Tallgrass prairie region provides a Minnesota hiking alternative

While wooded hikes are popular in Minnesota, the woods are not required, as the tallgrass prairie region in the southwestern corner of the state offers unique places to get out and view the diverse landscape.

Getting lost in the woods while on a walk is a common problem in fairy tales, and in renowned horror stories. Even if you leave bread crumbs behind, in the style of Hansel and Gretel, if you venture off the trail, all of the rocks and trees start to look the same, eventually.

Minnesota is renowned for its big woods hiking, even though roughly one-third of Minnesota is tallgrass prairie, not forests, that dominate the landscape. And when hiking there, one quickly realizes that superlative hiking in Minnesota is not dependent on tree trunks surrounding you and a canopy of leaves or needles overhead.

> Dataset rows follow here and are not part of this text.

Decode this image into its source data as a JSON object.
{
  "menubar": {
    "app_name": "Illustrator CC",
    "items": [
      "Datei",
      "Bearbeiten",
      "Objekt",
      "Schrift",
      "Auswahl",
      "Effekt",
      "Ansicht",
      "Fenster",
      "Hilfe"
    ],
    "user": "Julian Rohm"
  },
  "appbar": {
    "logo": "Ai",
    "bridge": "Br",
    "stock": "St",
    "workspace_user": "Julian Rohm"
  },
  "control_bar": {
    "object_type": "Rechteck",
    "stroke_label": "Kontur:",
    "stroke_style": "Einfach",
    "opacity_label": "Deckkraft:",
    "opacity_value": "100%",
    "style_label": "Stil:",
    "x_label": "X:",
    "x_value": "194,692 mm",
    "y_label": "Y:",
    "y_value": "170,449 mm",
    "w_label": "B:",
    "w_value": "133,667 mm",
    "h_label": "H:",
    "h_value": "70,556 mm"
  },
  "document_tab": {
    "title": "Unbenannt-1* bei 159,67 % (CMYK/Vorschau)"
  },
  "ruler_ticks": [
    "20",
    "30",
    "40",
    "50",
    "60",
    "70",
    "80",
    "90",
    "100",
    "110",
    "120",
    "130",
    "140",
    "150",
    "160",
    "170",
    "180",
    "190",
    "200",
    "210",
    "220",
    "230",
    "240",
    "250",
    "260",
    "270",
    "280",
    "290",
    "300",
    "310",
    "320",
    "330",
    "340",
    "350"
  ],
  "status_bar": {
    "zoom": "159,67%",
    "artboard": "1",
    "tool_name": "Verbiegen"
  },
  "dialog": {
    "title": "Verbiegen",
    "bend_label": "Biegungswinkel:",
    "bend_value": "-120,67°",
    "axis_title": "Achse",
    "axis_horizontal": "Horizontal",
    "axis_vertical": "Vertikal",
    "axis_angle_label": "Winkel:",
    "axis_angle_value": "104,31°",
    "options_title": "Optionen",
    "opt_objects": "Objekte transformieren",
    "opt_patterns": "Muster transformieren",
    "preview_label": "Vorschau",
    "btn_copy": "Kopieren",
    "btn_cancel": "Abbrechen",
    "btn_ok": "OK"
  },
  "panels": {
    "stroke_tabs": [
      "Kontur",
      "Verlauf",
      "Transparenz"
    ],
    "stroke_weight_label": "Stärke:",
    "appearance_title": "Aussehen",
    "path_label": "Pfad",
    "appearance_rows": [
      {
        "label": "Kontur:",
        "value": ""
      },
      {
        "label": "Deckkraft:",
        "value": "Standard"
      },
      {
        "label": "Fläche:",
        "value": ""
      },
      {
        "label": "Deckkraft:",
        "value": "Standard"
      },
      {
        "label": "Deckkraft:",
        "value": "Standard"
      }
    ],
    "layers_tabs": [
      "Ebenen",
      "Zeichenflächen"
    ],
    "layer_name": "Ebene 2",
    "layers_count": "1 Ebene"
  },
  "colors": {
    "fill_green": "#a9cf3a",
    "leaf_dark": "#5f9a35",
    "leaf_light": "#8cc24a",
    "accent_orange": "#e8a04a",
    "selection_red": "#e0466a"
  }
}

Much of the swath in the middle of the country collectively known as the Great Plains was covered with a sea of tall grass two centuries ago, before the first Europeans arrived. One of the most onerous tasks the first prairie pioneers faced was breaking up those vast oceans of grass (and their underlying root systems) with their plows so they could grow crops for sustenance and to establish the American agrarian economy.

Like the vast forests of virgin timber that once covered all of northern Minnesota, before the loggers arrived, the uncut tallgrass prairie is all gone. Almost.